In the new tax code, a reportable scheme would be “anyone who generates or can generate, directly or indirectly, obtain a tax benefit in Mexico”. These can be generalized or customized to each specific taxpayer. The generalized refers to those that are marketed in bulk to all types of contributors as a group, although it requires a minimum adaptation to suit the circumstances. Custom benefits are defined as one that prepares to adapt to the specific circumstances of each particular taxpayer.
However, it is important to consider that, according to the communiqué issued by the Secretary of the Governorate and published in the Official Journal of the Federation on February 2 of this financial year, it considers exemptions, and that it does not apply this new law to personalized reportable schemes if the amount of the tax benefit obtained does not exceed 100 million pesos in Mexico.
There is also a waiver of submission to tax advisers who have a proof of release of obligation, which is issued by those who disclose reportable schemes in name and on behalf of other tax advisors. The same law classifies such a scheme as an agreement between individuals.
In addition, tax advisers are also required to issue evidence when it is considered that there is no reportable scheme, and this evidence should be made available to the taxpayer when the act is performed or when the scheme is delivered to the taxpayer for execution. Another variant is when there is some legal impediment to reporting a scheme. In this case the tax advisor is also obliged to issue a record indicating the situation.
Non-compliance with these obligations may result in fines for both the tax advisor and the taxpayer. The amounts for tax advisors could range from MXN 15,000 to MXN 20,000,000, and for the taxpayer they could range from 50% to 75% of the tax benefit that was intended.
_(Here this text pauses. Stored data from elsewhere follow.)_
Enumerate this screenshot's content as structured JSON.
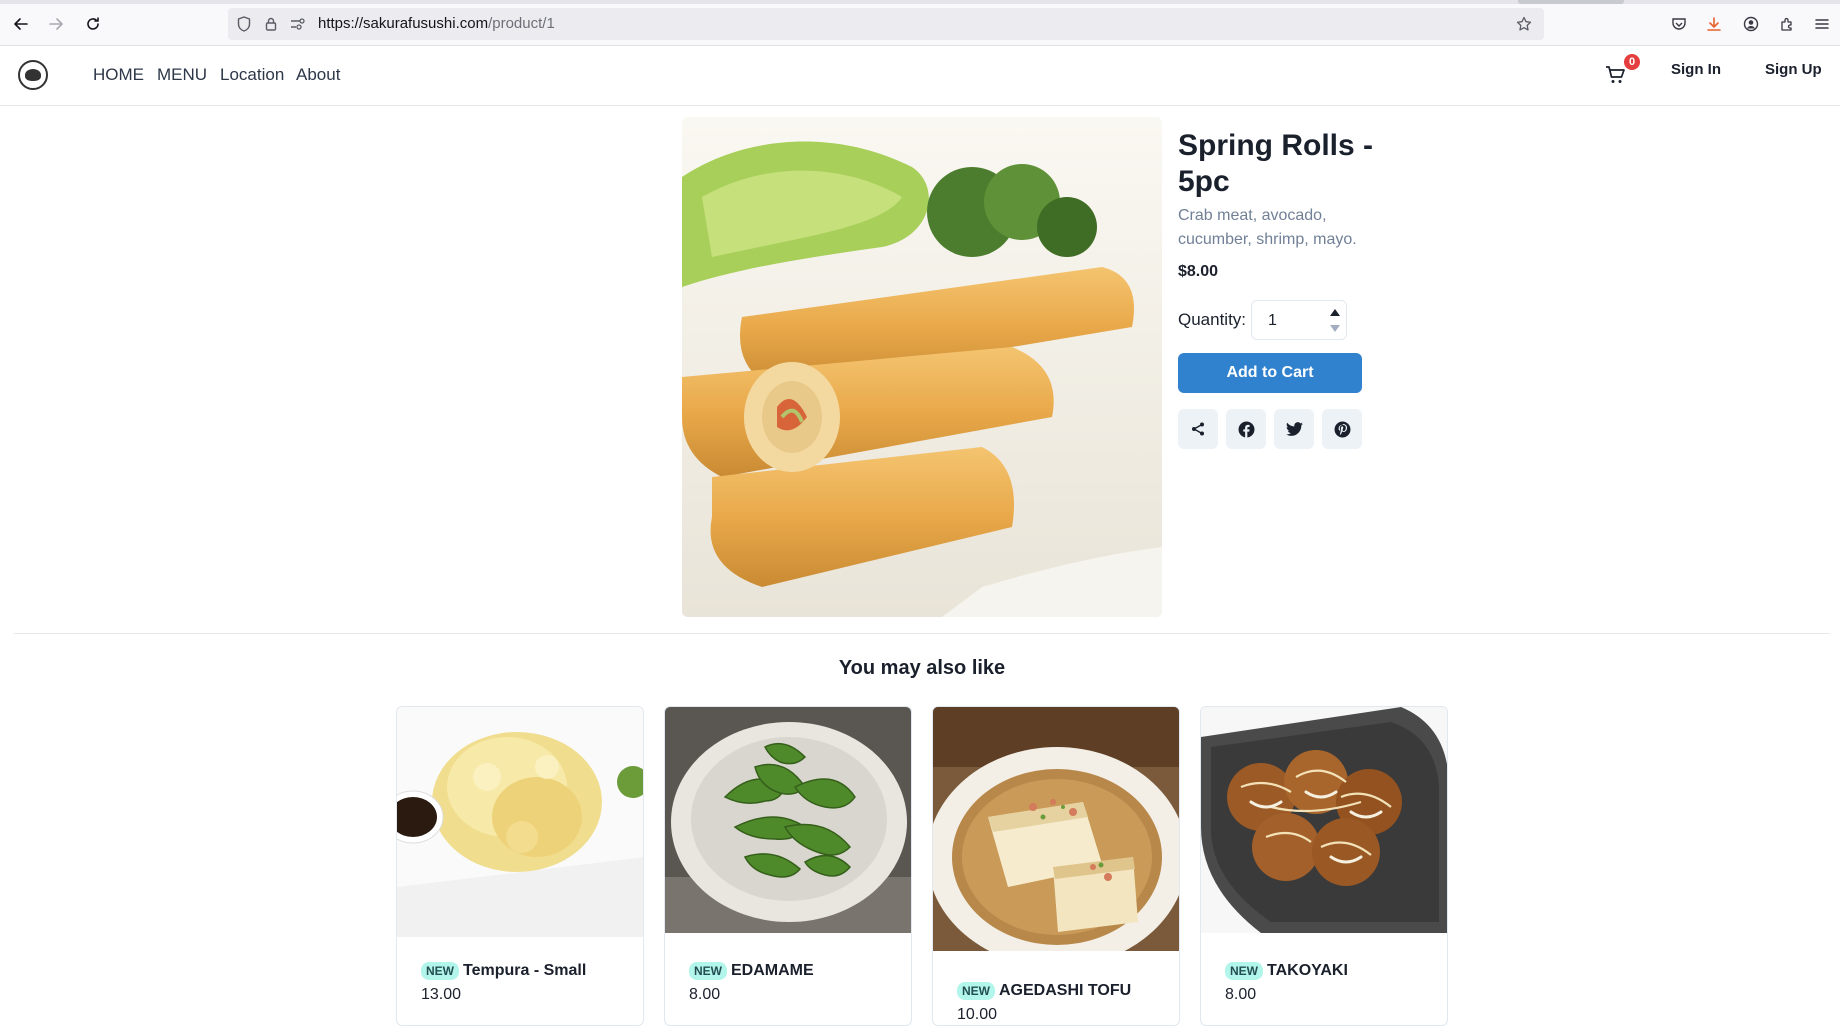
{
  "browser": {
    "url_host": "https://sakurafusushi.com",
    "url_path": "/product/1"
  },
  "nav": {
    "links": [
      "HOME",
      "MENU",
      "Location",
      "About"
    ],
    "cart_count": "0",
    "sign_in": "Sign In",
    "sign_up": "Sign Up"
  },
  "product": {
    "title": "Spring Rolls - 5pc",
    "description": "Crab meat, avocado, cucumber, shrimp, mayo.",
    "price": "$8.00",
    "quantity_label": "Quantity:",
    "quantity": "1",
    "add_to_cart": "Add to Cart"
  },
  "related": {
    "heading": "You may also like",
    "items": [
      {
        "badge": "NEW",
        "name": "Tempura - Small",
        "price": "13.00"
      },
      {
        "badge": "NEW",
        "name": "EDAMAME",
        "price": "8.00"
      },
      {
        "badge": "NEW",
        "name": "AGEDASHI TOFU",
        "price": "10.00"
      },
      {
        "badge": "NEW",
        "name": "TAKOYAKI",
        "price": "8.00"
      }
    ]
  },
  "colors": {
    "primary_button": "#3182ce",
    "badge_bg": "#b2f5ea",
    "cart_badge": "#e53e3e"
  }
}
The tax authority has the power to request additional information if the scheme has already been reported. The tax advisor and taxpayer would be required to provide such information within 30 working days of notification.
This law resembles the DAC6 adopted by the European Union, which also affects tax intermediaries and taxpayers, although involves reportable assumptions that may not be considered in European law. That is why it is important to raise awareness and analyse whether there could be a reportable tax risk for groups of companies operating in Mexico.